Hukuk adaleti ve muhakemede takip edilecek usulle ilgili hususlar yanında sıradan insanların da bu kıssadan almaları gereken dersler vardır. Dedikodu ve gıybetlere, çekişme ve suçlamalara sebebiyet veren nice bilgi ve haberler var ki araştırmadan, suçlanan veya karalanan şahısları dinlemeden hüküm verir, böylelikle günaha girmiş oluruz. Kıssa bize, şahıslar veya gruplar hakkında kesin bir yargıya varmadan önce çok yönlü araştırma yapılması, hikâyenin birkaç anlatımına da başvurulması gerektiğini önemle vurgulamaktadır.

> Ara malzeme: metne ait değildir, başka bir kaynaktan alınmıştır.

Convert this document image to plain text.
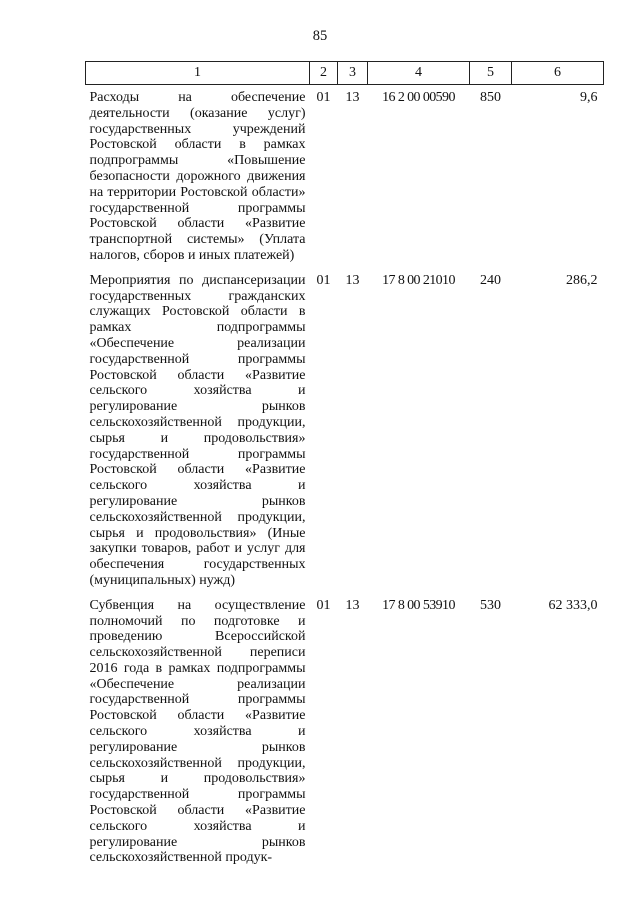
85
1	2	3	4	5	6
Расходы на обеспечение деятельности (оказание услуг) государственных учреждений Ростовской области в рамках подпрограммы «Повышение безопасности дорожного движения на территории Ростовской области» государственной программы Ростовской области «Развитие транспортной системы» (Уплата налогов, сборов и иных платежей)	01	13	16 2 00 00590	850	9,6

Мероприятия по диспансеризации государственных гражданских служащих Ростовской области в рамках подпрограммы «Обеспечение реализации государственной программы Ростовской области «Развитие сельского хозяйства и регулирование рынков сельскохозяйственной продукции, сырья и продовольствия» государственной программы Ростовской области «Развитие сельского хозяйства и регулирование рынков сельскохозяйственной продукции, сырья и продовольствия» (Иные закупки товаров, работ и услуг для обеспечения государственных (муниципальных) нужд)	01	13	17 8 00 21010	240	286,2

Субвенция на осуществление полномочий по подготовке и проведению Всероссийской сельскохозяйственной переписи 2016 года в рамках подпрограммы «Обеспечение реализации государственной программы Ростовской области «Развитие сельского хозяйства и регулирование рынков сельскохозяйственной продукции, сырья и продовольствия» государственной программы Ростовской области «Развитие сельского хозяйства и регулирование рынков сельскохозяйственной продук-	01	13	17 8 00 53910	530	62 333,0
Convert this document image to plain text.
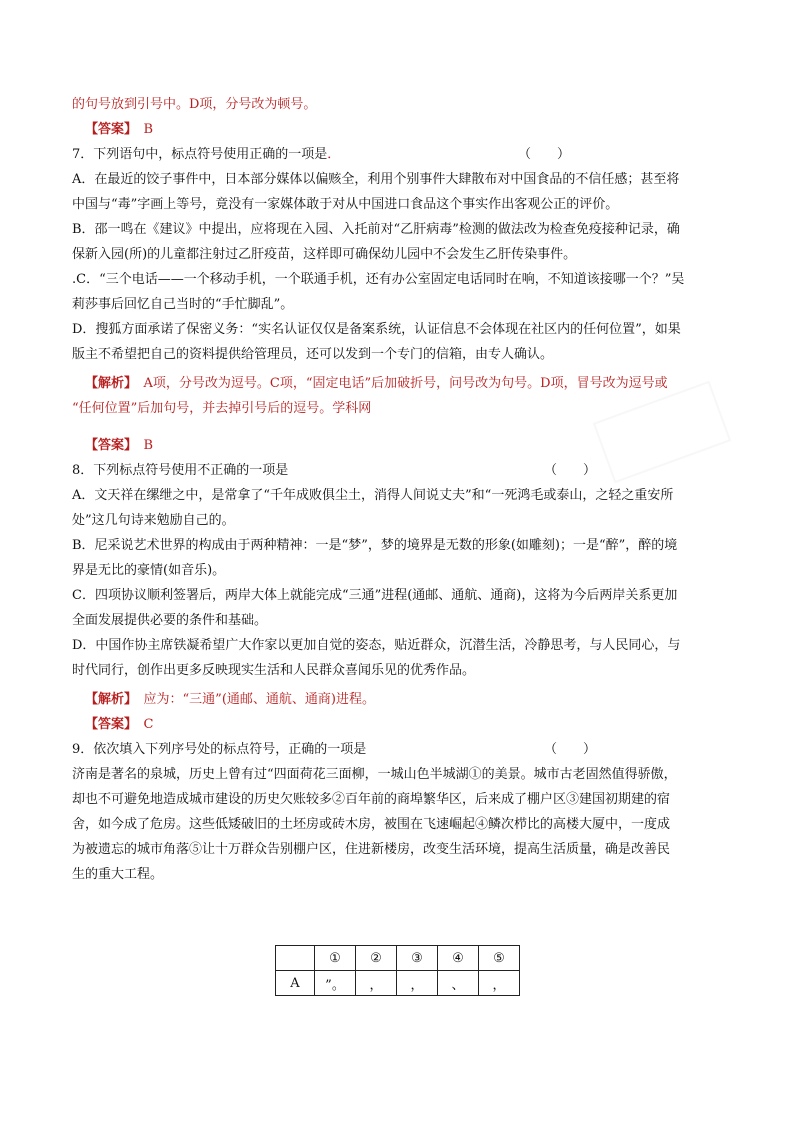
的句号放到引号中。D项，分号改为顿号。
【答案】　 B
7．下列语句中，标点符号使用正确的一项是．	（　　）
A．在最近的饺子事件中，日本部分媒体以偏赅全，利用个别事件大肆散布对中国食品的不信任感；甚至将
中国与“毒”字画上等号，竟没有一家媒体敢于对从中国进口食品这个事实作出客观公正的评价。
B．邵一鸣在《建议》中提出，应将现在入园、入托前对“乙肝病毒”检测的做法改为检查免疫接种记录，确
保新入园(所)的儿童都注射过乙肝疫苗，这样即可确保幼儿园中不会发生乙肝传染事件。
.C．“三个电话——一个移动手机，一个联通手机，还有办公室固定电话同时在响，不知道该接哪一个？”吴
莉莎事后回忆自己当时的“手忙脚乱”。
D．搜狐方面承诺了保密义务：“实名认证仅仅是备案系统，认证信息不会体现在社区内的任何位置”，如果
版主不希望把自己的资料提供给管理员，还可以发到一个专门的信箱，由专人确认。
【解析】　 A项，分号改为逗号。C项，“固定电话”后加破折号，问号改为句号。D项，冒号改为逗号或
“任何位置”后加句号，并去掉引号后的逗号。学科网
【答案】　 B
8．下列标点符号使用不正确的一项是	（　　）
A．文天祥在缧绁之中，是常拿了“千年成败俱尘土，消得人间说丈夫”和“一死鸿毛或泰山，之轻之重安所
处”这几句诗来勉励自己的。
B．尼采说艺术世界的构成由于两种精神：一是“梦”，梦的境界是无数的形象(如雕刻)；一是“醉”，醉的境
界是无比的豪情(如音乐)。
C．四项协议顺利签署后，两岸大体上就能完成“三通”进程(通邮、通航、通商)，这将为今后两岸关系更加
全面发展提供必要的条件和基础。
D．中国作协主席铁凝希望广大作家以更加自觉的姿态，贴近群众，沉潜生活，冷静思考，与人民同心，与
时代同行，创作出更多反映现实生活和人民群众喜闻乐见的优秀作品。
【解析】　 应为：“三通”(通邮、通航、通商)进程。
【答案】　 C
9．依次填入下列序号处的标点符号，正确的一项是	（　　）
济南是著名的泉城，历史上曾有过“四面荷花三面柳，一城山色半城湖①的美景。城市古老固然值得骄傲，
却也不可避免地造成城市建设的历史欠账较多②百年前的商埠繁华区，后来成了棚户区③建国初期建的宿
舍，如今成了危房。这些低矮破旧的土坯房或砖木房，被围在飞速崛起④鳞次栉比的高楼大厦中，一度成
为被遗忘的城市角落⑤让十万群众告别棚户区，住进新楼房，改变生活环境，提高生活质量，确是改善民
生的重大工程。
	①	②	③	④	⑤
A	”。	，	，	、	，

Davud aleyhisselam yeryüzünde halife idi. (Hilafet için bkz. 2/Bakara, 30). İlahi iradenin hangi yönde tecelli ettiğini, Allah’ın emir ve yasaklarına uyup ona göre iktidar kurmanın nasıl mümkün olduğunu, insanların, toplumların nasıl adalet üzere, hak ve hakkaniyete göre yönetilebileceklerini somut olarak gösteriyor, bu arada derin bir ihlas ve samimiyetle yüce Allah’a ibadet ediyor, canlı ve cansız varlıklarla iletişim kurabiliyordu. "Yeryüzünde halife" olmak demek insanlar arasında hak ve hakkaniyetin tesis edilmesi, insanların kendi istek ve tutkularına göre hareket etmemesi ve doğru yol üzere bir hayat tarzını takip etmesi demektir. Bu yol haritasını takip etmeyenler hilafet haklarını kaybettikleri gibi büyük bir azaba da çarptırılacaklardır. Halife olan, yeryüzünün nihai ve hakiki sahibi olmadığını bilir, bu hakikati unutmaz. Kim yeryüzünü sahipsiz, kendi babasının çiftliği zannedip keyfince kullanmaya kalkışırsa o hesap gününü unutmuş kimsedir, akıbeti feci olacaktır.

Yüce Allah Davud aleyhisselamı bağışladı. Çünkü bu olayda "kasıt" yoktu, "kusur" söz konusuydu. Niyeti taraf tutmak değil, adaleti tesis etmekti, ama muhakeme usulünden kaynaklanan bir hata işlemiş oldu. Bu aynı zamanda bütün hâkimler, mahkemeler ve hakemler için uyarıcı, öğretici bir özelliğe sahiptir. (Daha geniş bilgi için bkz. A. Bulaç, Kur’an Dersleri/Tefsir, VI, 15-25.)

Mevcut kanunlarda “tek taraflı beyan”ın esas alınarak hüküm ve ceza verilmesinde “kusur” değil, “kasıt” vardır.